We quantify the difference between known ground-truth transitions, and the predictions computed using moslin
and the TemporalProblem
, by computing ancestor and descendant errors. Briefly, following [Forrow and Schiebinger, 2021], for every early and late cell, we compute its predicted descendant and ancestor distribution, respectively, and compare with ground-truth. To quantify discrepancies between predicted and ground-truth ancestor/descendant distributions, we use the Earth mover’s distance (EMD).
# retrieve the coupling matrices
coupling_moslin = np.asarray(lp.solutions[8, 12].transport_matrix, dtype=float)
coupling_ot = np.asarray(tp.solutions[8, 12].transport_matrix, dtype=float)
coupling_outer = np.asarray(adata.uns["couplings"]["independent"], dtype=float)
# compute errors for moslin
anc_moslin, desc_moslin = compute_errors(adata, p_1=coupling_moslin, p_2=coupling_gt)
# compute errors for the OT approach
anc_ot, desc_ot = compute_errors(adata, p_1=coupling_ot, p_2=coupling_gt)
# compute errors for an uninformative coupling as baseline
anc_outer, desc_outer = compute_errors(adata, p_1=coupling_outer, p_2=coupling_gt)
100%|██████████| 8192/8192 [00:04<00:00, 1815.37it/s]

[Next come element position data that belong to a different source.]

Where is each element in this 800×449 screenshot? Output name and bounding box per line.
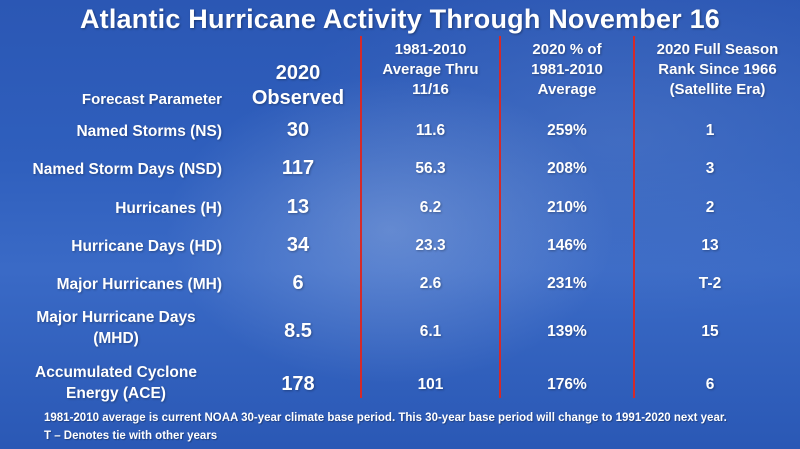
column-divider	[633, 36, 635, 398]
row-param: Accumulated Cyclone Energy (ACE)	[0, 362, 232, 404]
row-param-line: Major Hurricane Days	[36, 309, 196, 326]
header-average-line: 11/16	[412, 81, 449, 98]
rank-value: 2	[705, 199, 715, 216]
observed-value: 30	[286, 119, 310, 141]
header-rank: 2020 Full Season Rank Since 1966 (Satell…	[635, 40, 800, 100]
observed-value: 8.5	[284, 320, 312, 342]
header-pct-line: 2020 % of	[532, 41, 602, 58]
rank-value: 3	[705, 160, 715, 177]
rank-value: 6	[705, 376, 715, 393]
rank-value: T-2	[698, 275, 722, 292]
average-value: 101	[417, 376, 444, 393]
header-average: 1981-2010 Average Thru 11/16	[362, 40, 499, 100]
row-param: Major Hurricane Days (MHD)	[0, 307, 232, 349]
footnote-base-period: 1981-2010 average is current NOAA 30-yea…	[44, 412, 727, 424]
header-rank-line: Rank Since 1966	[658, 61, 777, 78]
row-param: Hurricanes (H)	[0, 198, 222, 219]
row-param-line: Named Storm Days (NSD)	[32, 161, 223, 178]
row-param-line: Hurricanes (H)	[115, 200, 222, 217]
column-divider	[360, 36, 362, 398]
row-param: Named Storms (NS)	[0, 121, 222, 142]
header-pct-line: 1981-2010	[531, 61, 603, 78]
observed-value: 13	[286, 196, 310, 218]
observed-value: 34	[286, 234, 310, 256]
observed-value: 117	[281, 157, 315, 179]
header-pct: 2020 % of 1981-2010 Average	[501, 40, 633, 100]
header-observed: 2020 Observed	[238, 61, 358, 111]
page-title: Atlantic Hurricane Activity Through Nove…	[79, 4, 721, 34]
pct-value: 139%	[547, 323, 587, 340]
average-value: 6.1	[419, 323, 442, 340]
pct-value: 259%	[547, 122, 587, 139]
rank-value: 1	[705, 122, 715, 139]
rank-value: 15	[701, 323, 719, 340]
pct-value: 231%	[547, 275, 587, 292]
row-param: Named Storm Days (NSD)	[0, 159, 223, 180]
header-average-line: Average Thru	[382, 61, 479, 78]
row-param-line: Energy (ACE)	[66, 385, 166, 402]
row-param-line: Major Hurricanes (MH)	[56, 276, 222, 293]
observed-value: 178	[281, 373, 315, 395]
header-rank-line: 2020 Full Season	[656, 41, 779, 58]
column-divider	[499, 36, 501, 398]
row-param: Major Hurricanes (MH)	[0, 274, 222, 295]
average-value: 6.2	[419, 199, 442, 216]
pct-value: 210%	[547, 199, 587, 216]
header-param: Forecast Parameter	[81, 91, 222, 108]
average-value: 23.3	[415, 237, 446, 254]
average-value: 56.3	[415, 160, 446, 177]
header-pct-line: Average	[537, 81, 597, 98]
header-observed-line: 2020	[275, 62, 321, 84]
row-param-line: (MHD)	[93, 330, 139, 347]
pct-value: 208%	[547, 160, 587, 177]
row-param-line: Accumulated Cyclone	[35, 364, 197, 381]
pct-value: 176%	[547, 376, 587, 393]
row-param-line: Hurricane Days (HD)	[71, 238, 222, 255]
header-observed-line: Observed	[251, 87, 345, 109]
row-param: Hurricane Days (HD)	[0, 236, 222, 257]
observed-value: 6	[292, 272, 304, 294]
average-value: 11.6	[415, 122, 446, 139]
rank-value: 13	[701, 237, 719, 254]
row-param-line: Named Storms (NS)	[76, 123, 222, 140]
header-average-line: 1981-2010	[394, 41, 467, 58]
pct-value: 146%	[547, 237, 587, 254]
footnote-tie: T – Denotes tie with other years	[44, 430, 218, 442]
header-rank-line: (Satellite Era)	[669, 81, 766, 98]
average-value: 2.6	[419, 275, 442, 292]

100%|██████████| 256/256 [04:27<00:00, 1.04s/it]
100%|██████████| 8192/8192 [00:03<00:00, 2182.59it/s]
100%|██████████| 256/256 [02:57<00:00, 1.44it/s]

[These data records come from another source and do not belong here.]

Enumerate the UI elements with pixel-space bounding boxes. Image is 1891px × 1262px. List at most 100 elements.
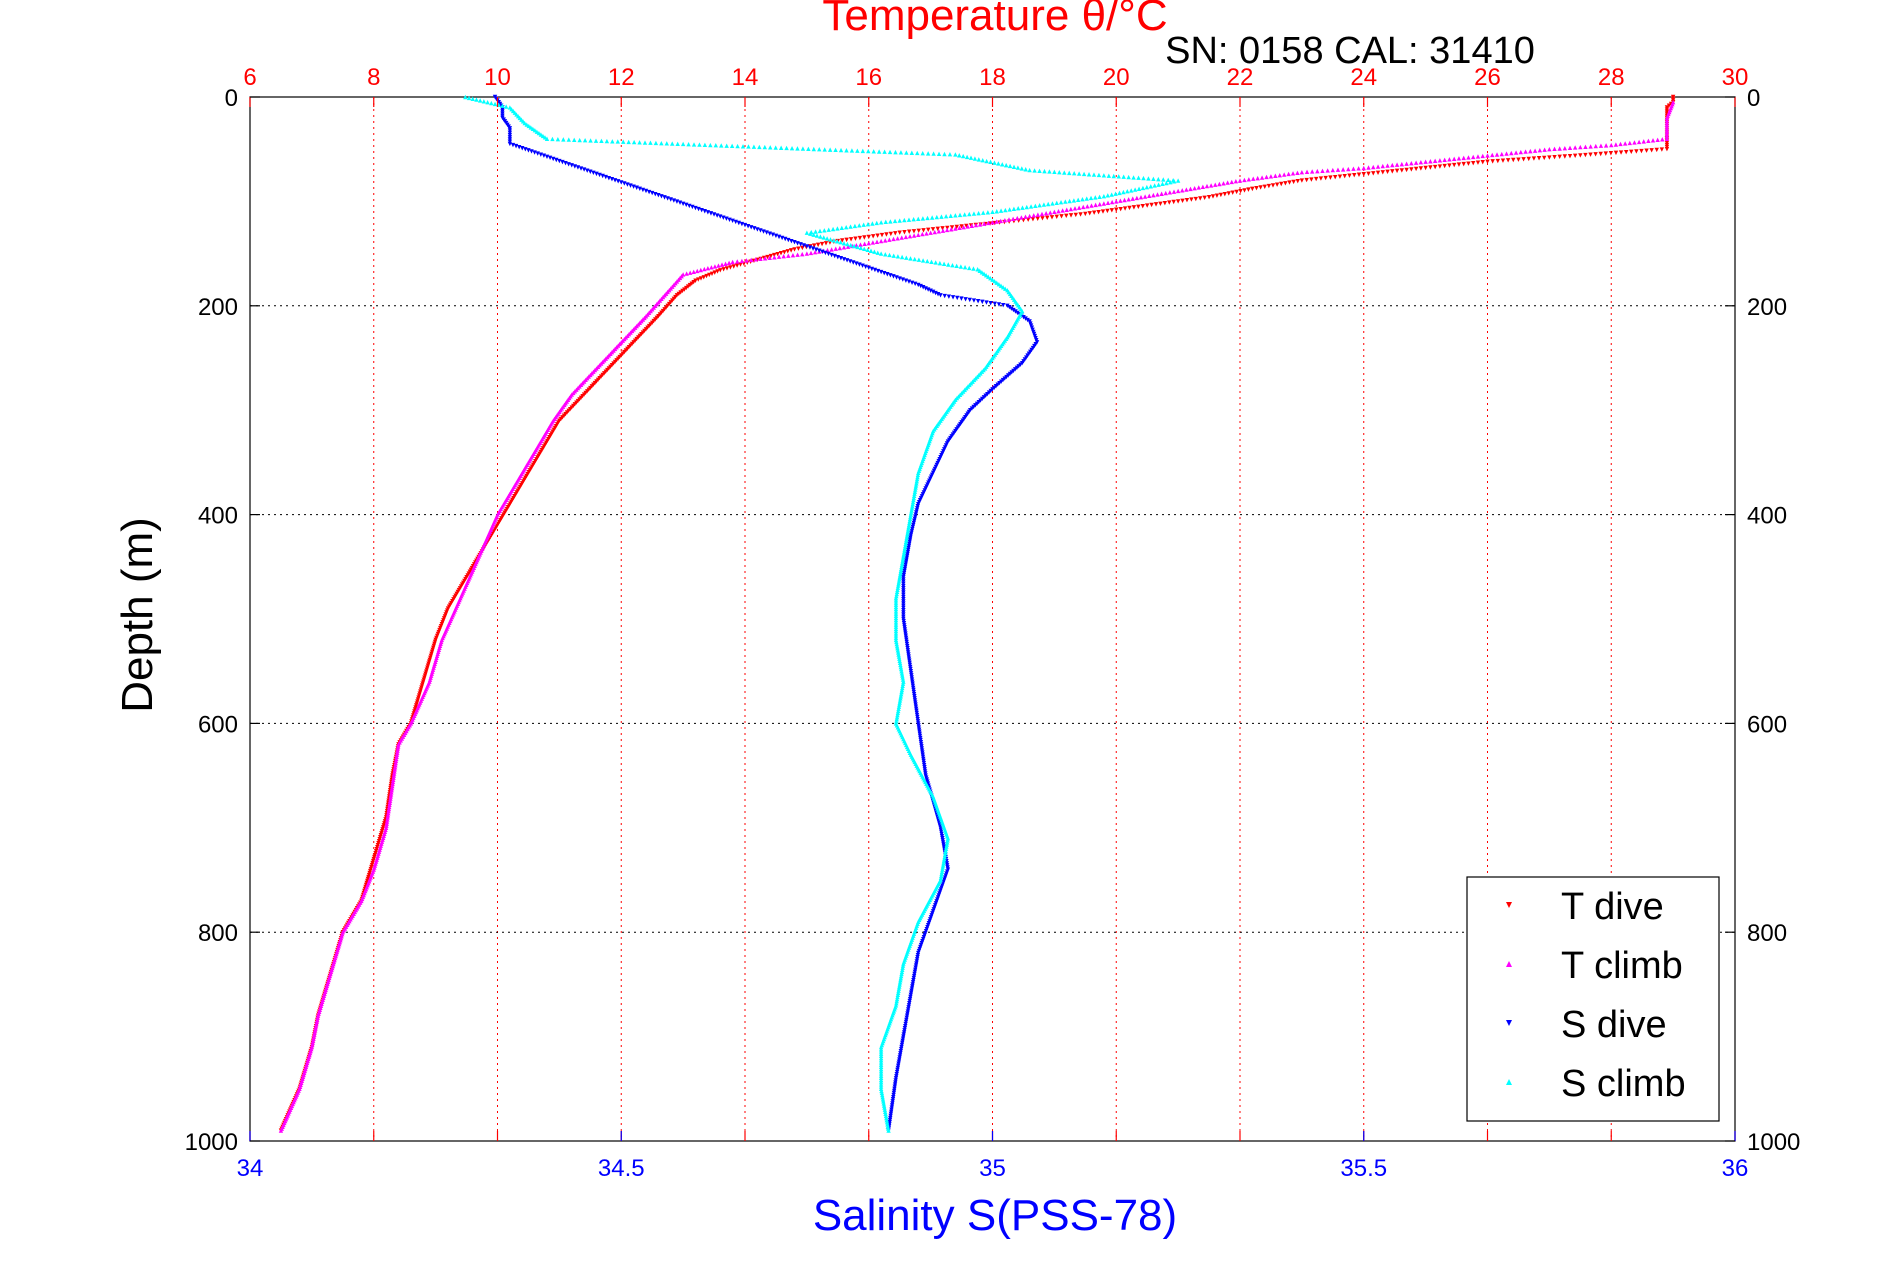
data-point (925, 258, 930, 264)
chart-title: Temperature θ/°C (822, 0, 1167, 40)
data-point (938, 293, 943, 298)
data-point (1200, 184, 1206, 189)
data-point (994, 209, 999, 214)
data-point (1627, 140, 1633, 146)
data-point (865, 247, 870, 253)
data-point (934, 214, 940, 220)
data-point (1246, 187, 1251, 192)
data-point (1432, 158, 1438, 163)
data-point (967, 297, 972, 303)
data-point (1118, 198, 1123, 203)
data-point (950, 262, 955, 268)
data-point (808, 250, 814, 256)
data-point (955, 295, 960, 301)
data-point (748, 257, 754, 263)
data-point (1342, 173, 1347, 179)
data-point (1270, 183, 1276, 188)
data-point (1226, 191, 1231, 196)
data-point (996, 161, 1001, 166)
data-point (862, 235, 867, 240)
data-point (1475, 154, 1481, 159)
data-point (1511, 157, 1516, 163)
data-point (544, 136, 550, 141)
data-point (1664, 122, 1670, 128)
data-point (967, 211, 972, 217)
data-point (887, 237, 892, 242)
data-point (1071, 198, 1077, 203)
data-point (994, 219, 999, 224)
data-point (1122, 197, 1127, 203)
data-point (891, 236, 896, 242)
data-point (1485, 159, 1490, 164)
data-point (1494, 152, 1500, 157)
data-point (975, 267, 980, 272)
data-point (902, 217, 907, 223)
data-point (1166, 177, 1171, 183)
data-point (1283, 181, 1288, 186)
data-point (1608, 151, 1614, 156)
data-point (740, 144, 746, 149)
data-point (953, 152, 958, 157)
data-point (920, 258, 926, 263)
data-point (903, 234, 909, 240)
data-point (1075, 197, 1081, 202)
data-point (1091, 210, 1097, 215)
data-point (988, 276, 993, 281)
data-point (1153, 202, 1159, 207)
data-point (1547, 147, 1552, 152)
data-point (712, 270, 717, 275)
data-point (1664, 134, 1670, 139)
data-point (984, 300, 989, 305)
data-point (983, 273, 989, 278)
data-point (1664, 118, 1670, 123)
data-point (962, 265, 968, 270)
data-point (1149, 202, 1154, 208)
data-point (1666, 103, 1672, 108)
data-point (1598, 151, 1603, 157)
data-point (899, 235, 904, 240)
data-point (852, 223, 858, 229)
data-point (698, 276, 704, 281)
tick-label-salinity: 34 (237, 1155, 264, 1182)
data-point (1451, 162, 1457, 168)
data-point (800, 251, 805, 257)
data-point (921, 228, 926, 233)
data-point (1096, 209, 1101, 215)
data-point (942, 151, 947, 157)
data-point (1509, 150, 1514, 156)
data-point (507, 139, 513, 144)
data-point (691, 142, 697, 147)
data-point (734, 263, 740, 268)
data-point (1188, 186, 1193, 192)
data-point (1313, 176, 1319, 182)
data-point (933, 260, 938, 265)
data-point (1356, 172, 1362, 177)
data-point (1076, 205, 1082, 210)
data-point (1567, 145, 1573, 151)
data-point (631, 139, 637, 145)
data-point (685, 284, 691, 289)
data-point (1078, 212, 1083, 217)
data-point (1132, 187, 1138, 192)
data-point (907, 234, 913, 239)
data-point (841, 245, 847, 250)
data-point (1238, 188, 1243, 194)
data-point (984, 158, 989, 164)
data-point (1043, 211, 1049, 216)
data-point (960, 153, 966, 159)
data-point (950, 295, 956, 300)
data-point (986, 220, 991, 226)
data-point (1221, 181, 1226, 186)
data-point (961, 224, 966, 230)
data-point (833, 246, 838, 251)
data-point (1634, 149, 1639, 154)
tick-label-temperature: 26 (1474, 64, 1501, 91)
data-point (979, 270, 985, 275)
data-point (730, 259, 735, 265)
data-point (1000, 162, 1005, 167)
data-point (1007, 207, 1012, 212)
data-point (1456, 162, 1462, 167)
data-point (744, 258, 749, 263)
data-point (925, 215, 930, 221)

100%|██████████| 8192/8192 [00:04<00:00, 1878.70it/s]
100%|██████████| 256/256 [04:42<00:00, 1.10s/it]
To obtain an interpretable number between \(0\) (ground-truth) and \(1\) (uninformative), we average the EMD discrepancies for ancestor and descendant distributions over all cells, normalize with an uninformative coupling, and take the mean over ancestor and descendant errors for both methods. To obtain an uninformative coupling, we simply take the outer product of the two marginals \(a\) and \(b\). Intuitively, you could think of this as random guessing in a way that respects the marginals.
The final metric is in \([0, 1]\), the lower the better.
mean_error_moslin = (
np.mean(anc_moslin) / np.mean(anc_outer)
+ np.mean(desc_moslin) / np.mean(desc_outer)
) / 2
mean_error_ot = (
np.mean(anc_ot) / np.mean(anc_outer) + np.mean(desc_ot) / np.mean(desc_outer)
) / 2
print(
f"Mean error moslin = {mean_error_moslin:.2f}, mean error OT = {mean_error_ot:.2f}."
)
Mean error moslin = 0.32, mean error OT = 0.60.
moslin
’s [Lange et al., 2023] performance on this dataset is much better, compared to the baseline TemporalProblem
that is based on gene expression only.
Zoom into one subpopulation¶
Across all cells in this dataset, we’ve seen above that moslin
achieves a much better performance compared to a baseline W-term approach for predicting ancestors and descendants of depth 12 and 8 cells, respectively. Let’s zoom in to visualize what this means for a particular cell state. We compute descendant populations via the push-forward
operation.
common_kwargs = {
"source": 8,
"target": 12,
"data": "state",
"subset": "6",
}
# compute the descendant distribution for either approach
lp_push = lp.push(key_added="lp_transitions", **common_kwargs)
tp_push = tp.push(key_added="tp_transitions", **common_kwargs)
gt_push = gt.push(key_added="gt_transitions", **common_kwargs)
We first visualize
the cells of the state we are interested in. We highlight cells from time point 8 with larger cirles, and the source state in color. We would like to see where this state is mapped to at time point 12 using either approach.
mtp.push(
lp,
time_points=[8],
key="lp_transitions",
basis="pca",
dot_scale_factor=8,
)

We visualilze the descendant distributions we obtain from moslin
and the baseline TemporalProblem
and compare with the ground-truth.
mask = adata.obs["time_point"] == 12.0
sc.pl.scatter(
adata[mask],
basis="pca",
color=["lp_transitions", "tp_transitions", "gt_transitions"],
size=50,
color_map="plasma",
title=["moslin", "Baseline: just gene expression", "Ground-truth"],
)

moslin
’s [Lange et al., 2023] predicted descendant distribution for this state is visually much more similar to ground-truth compared to what the baseline TemporalProblem
gives us without lineage information.